Crise politique au Mali : l’ONU sonne l’alarme sur les élections suspendues et la répression
L’Organisation des Nations Unies (ONU) exprime de vives inquiétudes face à l’évolution préoccupante de la situation politique au Mali. Le Haut-Commissaire aux droits de l’homme, Volker Türk, met en garde contre l’intensification de la répression exercée à l’encontre de la société civile et souligne l’absence d’élections démocratiques dans le pays.
L’ONU alerte une nouvelle fois sur la dégradation des droits humains au Mali. Volker Türk, Haut-Commissaire aux droits de l’homme, dénonce la suspension indéfinie des élections et « l’escalade inquiétante de la répression contre les acteurs de la société civile ». Il déclare : « Les textes législatifs adoptés récemment menacent gravement le respect des libertés fondamentales au Mali pour les années à venir. » Il appelle sans délai les autorités de transition à abroger ces mesures restrictives.
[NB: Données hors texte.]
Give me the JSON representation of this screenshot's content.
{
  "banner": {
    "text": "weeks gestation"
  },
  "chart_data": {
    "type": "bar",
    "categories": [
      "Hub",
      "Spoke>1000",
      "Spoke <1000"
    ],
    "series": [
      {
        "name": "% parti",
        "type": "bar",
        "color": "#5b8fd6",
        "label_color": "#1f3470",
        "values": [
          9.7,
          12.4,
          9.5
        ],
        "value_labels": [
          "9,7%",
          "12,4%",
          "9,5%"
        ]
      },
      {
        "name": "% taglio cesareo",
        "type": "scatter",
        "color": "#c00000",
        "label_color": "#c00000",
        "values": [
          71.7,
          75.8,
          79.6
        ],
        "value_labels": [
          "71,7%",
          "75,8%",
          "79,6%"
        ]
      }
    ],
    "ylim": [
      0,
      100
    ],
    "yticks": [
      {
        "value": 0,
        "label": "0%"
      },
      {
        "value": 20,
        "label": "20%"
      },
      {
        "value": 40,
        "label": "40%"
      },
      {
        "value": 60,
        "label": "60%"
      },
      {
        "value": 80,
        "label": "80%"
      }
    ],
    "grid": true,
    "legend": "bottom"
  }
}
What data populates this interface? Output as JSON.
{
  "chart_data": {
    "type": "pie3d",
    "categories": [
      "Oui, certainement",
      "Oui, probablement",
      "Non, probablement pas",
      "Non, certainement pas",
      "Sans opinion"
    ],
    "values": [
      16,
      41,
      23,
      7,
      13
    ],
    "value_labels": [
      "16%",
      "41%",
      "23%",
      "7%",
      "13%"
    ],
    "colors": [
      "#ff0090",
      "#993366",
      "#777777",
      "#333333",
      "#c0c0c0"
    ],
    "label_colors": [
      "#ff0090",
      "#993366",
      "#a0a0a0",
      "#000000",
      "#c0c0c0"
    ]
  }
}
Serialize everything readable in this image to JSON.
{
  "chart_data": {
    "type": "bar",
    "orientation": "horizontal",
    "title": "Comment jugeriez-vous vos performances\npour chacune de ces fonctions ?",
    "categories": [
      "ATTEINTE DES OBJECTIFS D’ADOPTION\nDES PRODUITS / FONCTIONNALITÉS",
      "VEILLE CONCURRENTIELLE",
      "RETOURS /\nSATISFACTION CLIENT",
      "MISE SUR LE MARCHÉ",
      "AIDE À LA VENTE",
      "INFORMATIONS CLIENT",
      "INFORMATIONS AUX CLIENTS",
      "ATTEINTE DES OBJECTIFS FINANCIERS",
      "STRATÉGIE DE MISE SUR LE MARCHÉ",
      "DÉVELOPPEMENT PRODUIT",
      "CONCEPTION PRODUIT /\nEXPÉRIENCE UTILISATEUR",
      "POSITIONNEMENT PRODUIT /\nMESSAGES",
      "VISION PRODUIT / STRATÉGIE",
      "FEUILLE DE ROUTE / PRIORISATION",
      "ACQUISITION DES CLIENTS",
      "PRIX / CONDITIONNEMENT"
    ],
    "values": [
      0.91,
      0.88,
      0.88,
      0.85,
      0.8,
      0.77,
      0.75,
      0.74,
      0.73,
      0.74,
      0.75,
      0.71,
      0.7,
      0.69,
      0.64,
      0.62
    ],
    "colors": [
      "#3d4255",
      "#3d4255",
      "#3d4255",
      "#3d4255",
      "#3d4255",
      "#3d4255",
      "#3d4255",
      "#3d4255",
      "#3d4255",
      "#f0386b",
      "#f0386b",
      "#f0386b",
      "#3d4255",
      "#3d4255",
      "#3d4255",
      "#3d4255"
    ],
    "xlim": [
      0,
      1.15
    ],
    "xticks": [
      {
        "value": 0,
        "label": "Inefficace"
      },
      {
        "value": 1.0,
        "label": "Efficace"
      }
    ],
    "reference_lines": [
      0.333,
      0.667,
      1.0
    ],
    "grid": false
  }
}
Un mandat présidentiel illimité et la dissolution des partis politiques
En juillet, le général Assimi Goïta, figure centrale de la junte malienne depuis 2021, a fait adopter une loi lui octroyant un mandat présidentiel illimité. Cette décision transforme de facto le général en président de la République. Volker Türk s’insurge : « Ces modifications constitutionnelles bloquent toute perspective d’élections libres et transparentes au Mali dans un avenir prévisible. Elles violent le droit fondamental de chaque citoyen à participer à la vie publique, à voter et à se porter candidat. Ces mesures doivent être annulées sans délai. »
Par ailleurs, en mai, les autorités maliennes ont dissous l’ensemble des partis politiques du pays. Ce dossier a été transmis à la Cour Constitutionnelle du Mali pour examen.
Appel à la fin des arrestations arbitraires
Parallèlement, des personnalités de la société civile et d’anciens responsables politiques sont ciblés par des arrestations. Parmi eux figurent Clément Dembélé, militant anti-corruption, et Choguel Maïga, ancien Premier ministre. Volker Türk s’alarme de « l’augmentation alarmante des interpellations de citoyens maliens, quel que soit leur milieu, sous des prétextes flous d’atteinte à l’autorité de l’État. Ces pratiques, qui visent simplement à museler toute forme de dissidence, sont inacceptables. » Il exige la libération immédiate et sans condition de toutes les personnes détenues arbitrairement et met en garde contre l’utilisation abusive de la loi pour étouffer les voix critiques.